Untuk tumbuh kembang menjadi anak yang sehat jasmani dan rokhani, anak membutuhkan pemenuhan kasih sayang dan perhatian. Sentuhan-sentuhan yang memancarkan kehangatan, ketulusan, kedamaian yang dipancarkan orang tua memiliki makna hakiki yang begitu mendalam bagi fungsi-fungsi jiwa seorang anak, seperti fungsi berfikir, merasa, mengindra dan mengintuisi. Ke empat fungsi dasar ini- melalui mekanisme yang kompleks- akan membentuk individualisasi seseorang, yaitu proses untuk menjadi jati diri atau realisasi diri.

3. Kebutuhan Spiritual

Secara kodrati dimensi spiritual sudah dibawa sejak manusia lahir, namun perwujudannya dalam kehidupan beragama terjelma berkat pengaruh lingkungan dan pendidikan. Karena itu keluarga adalah media utama dan pertama dari pembentukan manusia-manusia takwa. Situasi rumah yang islami dan kesediaan orang tua dalam mempraktekkan nilai-nilai islam di rumah, sangat berpengaruh positif bagi anak-anak untuk membentuk dirinya menjadi manusia-manusia yang iman dan takwa.

TUMBUH KEMBANG ANAK DALAM KELUARGA

ujuan dasawarsa anak yang dicanangkan Bapak Presiden Suharto pada tahun 1986, adalah terciptanya generasi yang memiliki derajat kualitas pisik, mental, spiritual, kecerdasan dan keperibadian yang tangguh, produktif serta tercapainya kondisi yang mendukung peningkatan kelangsungan hidup, tumbuh kembang dan perlindungan anak melalui lingkungan keluarga.

Strategi pembinaan generasi yang mengintegrasikan unsur kelangsungan hidup, tumbuh kembang dan perlindungan anak yang diseleraskan dengan tiga unsur utama potensi manusia diharapkan akan bermuara pada satu tujuan akhir yaitu mencapai tingkat kualitas optimal tebentuknya kepribadian dan watak anak Indonesia yang mampu menampilkan dirinya sebagai kader-kader bangsa yang berkualitas.

Ketiga pilar pembentukan anak tadi, yaitu kelangsungan hidup, tumbuh kembang dan perlindungan anak saling terkait dan saling mendukung ke arah realisasi kesejahteraan anak. Kelangsungan hidup berarti bahwa seorang anak mampu terhinda dari kematian, sementara tumbuh kembang ditafsirkan sebagai kewajaran dalam pengembangan potensi pisik, mental, spiritual dan sosial anak sesuai dengan tahap perkembangan usianya. Sedangkan perlindungan anak bermakna sebagai satu keadaan yang mengayomi dan melindungi anak. Karena terlindungi anak merasa aman, sehingga potensinya dapat berkembang seoptimal mungkin tanpa hambatan dari berbagai pihak di luar keinginan anak itu sendiri.

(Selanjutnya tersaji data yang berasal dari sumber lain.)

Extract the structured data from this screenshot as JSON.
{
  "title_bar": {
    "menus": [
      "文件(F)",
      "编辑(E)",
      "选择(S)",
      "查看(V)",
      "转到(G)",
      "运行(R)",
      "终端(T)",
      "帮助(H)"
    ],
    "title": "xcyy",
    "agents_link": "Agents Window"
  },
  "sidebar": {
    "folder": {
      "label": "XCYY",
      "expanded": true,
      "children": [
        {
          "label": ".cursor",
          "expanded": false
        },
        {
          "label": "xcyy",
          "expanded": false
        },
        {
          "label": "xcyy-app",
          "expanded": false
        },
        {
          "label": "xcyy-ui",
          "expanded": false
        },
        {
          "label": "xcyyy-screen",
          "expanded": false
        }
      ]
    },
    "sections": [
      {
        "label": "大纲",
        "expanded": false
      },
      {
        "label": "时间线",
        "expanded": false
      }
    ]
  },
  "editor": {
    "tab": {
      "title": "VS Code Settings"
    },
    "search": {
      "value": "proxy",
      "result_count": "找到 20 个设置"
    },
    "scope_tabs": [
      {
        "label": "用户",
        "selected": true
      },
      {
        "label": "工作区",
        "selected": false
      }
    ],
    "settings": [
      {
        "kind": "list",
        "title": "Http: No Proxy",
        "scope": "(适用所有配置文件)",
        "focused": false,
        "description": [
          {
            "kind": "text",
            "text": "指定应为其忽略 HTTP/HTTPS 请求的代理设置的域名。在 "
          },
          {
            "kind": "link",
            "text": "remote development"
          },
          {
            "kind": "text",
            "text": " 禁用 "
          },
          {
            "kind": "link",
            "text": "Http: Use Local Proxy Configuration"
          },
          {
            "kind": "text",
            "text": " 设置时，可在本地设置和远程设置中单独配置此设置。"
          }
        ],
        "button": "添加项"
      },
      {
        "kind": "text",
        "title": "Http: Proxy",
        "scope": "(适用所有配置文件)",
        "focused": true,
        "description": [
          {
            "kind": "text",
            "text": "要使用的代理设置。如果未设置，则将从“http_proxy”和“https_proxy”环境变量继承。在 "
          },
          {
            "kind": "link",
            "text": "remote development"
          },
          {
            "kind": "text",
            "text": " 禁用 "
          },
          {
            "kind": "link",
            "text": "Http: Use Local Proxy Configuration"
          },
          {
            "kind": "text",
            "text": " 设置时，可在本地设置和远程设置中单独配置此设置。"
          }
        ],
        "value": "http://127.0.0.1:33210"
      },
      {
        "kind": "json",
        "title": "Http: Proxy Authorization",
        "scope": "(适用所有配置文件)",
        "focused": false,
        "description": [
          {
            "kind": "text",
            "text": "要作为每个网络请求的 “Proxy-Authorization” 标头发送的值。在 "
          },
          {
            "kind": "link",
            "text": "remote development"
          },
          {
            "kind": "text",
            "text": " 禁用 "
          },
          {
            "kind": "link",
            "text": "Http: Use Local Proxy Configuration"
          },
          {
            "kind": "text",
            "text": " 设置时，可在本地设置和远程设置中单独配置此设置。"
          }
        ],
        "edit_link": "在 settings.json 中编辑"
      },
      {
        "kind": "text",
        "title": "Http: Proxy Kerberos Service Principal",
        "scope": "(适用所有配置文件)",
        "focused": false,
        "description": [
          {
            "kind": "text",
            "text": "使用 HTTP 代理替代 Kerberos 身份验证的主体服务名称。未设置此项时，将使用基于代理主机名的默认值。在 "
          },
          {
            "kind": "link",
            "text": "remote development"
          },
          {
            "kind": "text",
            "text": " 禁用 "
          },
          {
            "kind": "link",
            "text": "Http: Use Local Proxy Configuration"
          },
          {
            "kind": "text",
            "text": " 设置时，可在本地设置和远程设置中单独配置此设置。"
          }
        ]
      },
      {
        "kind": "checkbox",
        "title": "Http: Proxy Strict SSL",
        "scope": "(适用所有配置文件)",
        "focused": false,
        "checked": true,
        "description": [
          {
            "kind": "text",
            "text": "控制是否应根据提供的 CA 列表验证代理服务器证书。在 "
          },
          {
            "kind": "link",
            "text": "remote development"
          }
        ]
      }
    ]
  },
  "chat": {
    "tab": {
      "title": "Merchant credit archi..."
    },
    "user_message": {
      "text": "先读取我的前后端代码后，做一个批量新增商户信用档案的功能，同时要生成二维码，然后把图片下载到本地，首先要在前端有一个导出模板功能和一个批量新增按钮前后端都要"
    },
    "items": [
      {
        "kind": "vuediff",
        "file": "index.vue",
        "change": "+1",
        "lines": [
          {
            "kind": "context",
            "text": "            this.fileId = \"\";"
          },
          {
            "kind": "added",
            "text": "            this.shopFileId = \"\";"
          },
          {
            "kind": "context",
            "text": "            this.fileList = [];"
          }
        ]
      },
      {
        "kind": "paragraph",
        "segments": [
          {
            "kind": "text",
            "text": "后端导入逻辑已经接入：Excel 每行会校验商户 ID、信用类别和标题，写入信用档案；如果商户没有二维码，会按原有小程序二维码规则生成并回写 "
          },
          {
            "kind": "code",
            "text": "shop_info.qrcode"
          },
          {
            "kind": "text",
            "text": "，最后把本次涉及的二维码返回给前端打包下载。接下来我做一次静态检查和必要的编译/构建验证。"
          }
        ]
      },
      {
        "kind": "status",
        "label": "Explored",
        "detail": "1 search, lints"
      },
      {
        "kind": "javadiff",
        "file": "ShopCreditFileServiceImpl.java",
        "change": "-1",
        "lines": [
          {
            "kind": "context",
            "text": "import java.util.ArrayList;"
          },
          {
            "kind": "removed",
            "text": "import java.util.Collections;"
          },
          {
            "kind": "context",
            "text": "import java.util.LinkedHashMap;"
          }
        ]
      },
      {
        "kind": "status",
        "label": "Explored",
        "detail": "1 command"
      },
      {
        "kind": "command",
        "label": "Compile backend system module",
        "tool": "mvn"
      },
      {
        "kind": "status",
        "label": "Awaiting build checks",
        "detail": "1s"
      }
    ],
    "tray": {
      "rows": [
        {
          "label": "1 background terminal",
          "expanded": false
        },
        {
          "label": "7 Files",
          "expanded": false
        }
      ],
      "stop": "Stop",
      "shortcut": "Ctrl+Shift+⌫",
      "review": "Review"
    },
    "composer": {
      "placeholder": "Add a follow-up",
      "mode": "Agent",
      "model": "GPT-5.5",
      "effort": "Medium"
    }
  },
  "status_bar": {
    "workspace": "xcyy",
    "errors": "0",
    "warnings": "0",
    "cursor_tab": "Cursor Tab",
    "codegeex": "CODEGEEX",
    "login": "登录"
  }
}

Keberhasilan tumbuh kembang anak merupakan prasarat keberhasilan pencapaian kualitas kepribadian anak yang dicita-citakan.Sedangkan perlindungan anak baik dari segi hukum, moral dan sosial secara optimal akan menjamin pengembangan kapasitas potensi anak tersebut.

PENDIDIKAN ANAK DALAM KELUARGA

endidikan bukan hanya merupakan suatu usaha manusia untuk menambah pengetahuan dan kemampuannya dalam mencapai cita-cita hidup tetapi juga merupakan penghayatan nilai-nilai. Melalui cara inilah kualitas manusia secara langsung dapat dibentuk. Upaya pendidikan seharusnya sudah dimulai sejak dini dalam lingkungan keluarga melalui interaksi antara orang tua dan anak atau melaui percontohan dan bimbingan di mana orang tua menjadi panutan. Dalam interaksi ini tercakup pernyataan, stimulasi sikap, minat dan keyakinan orang tua.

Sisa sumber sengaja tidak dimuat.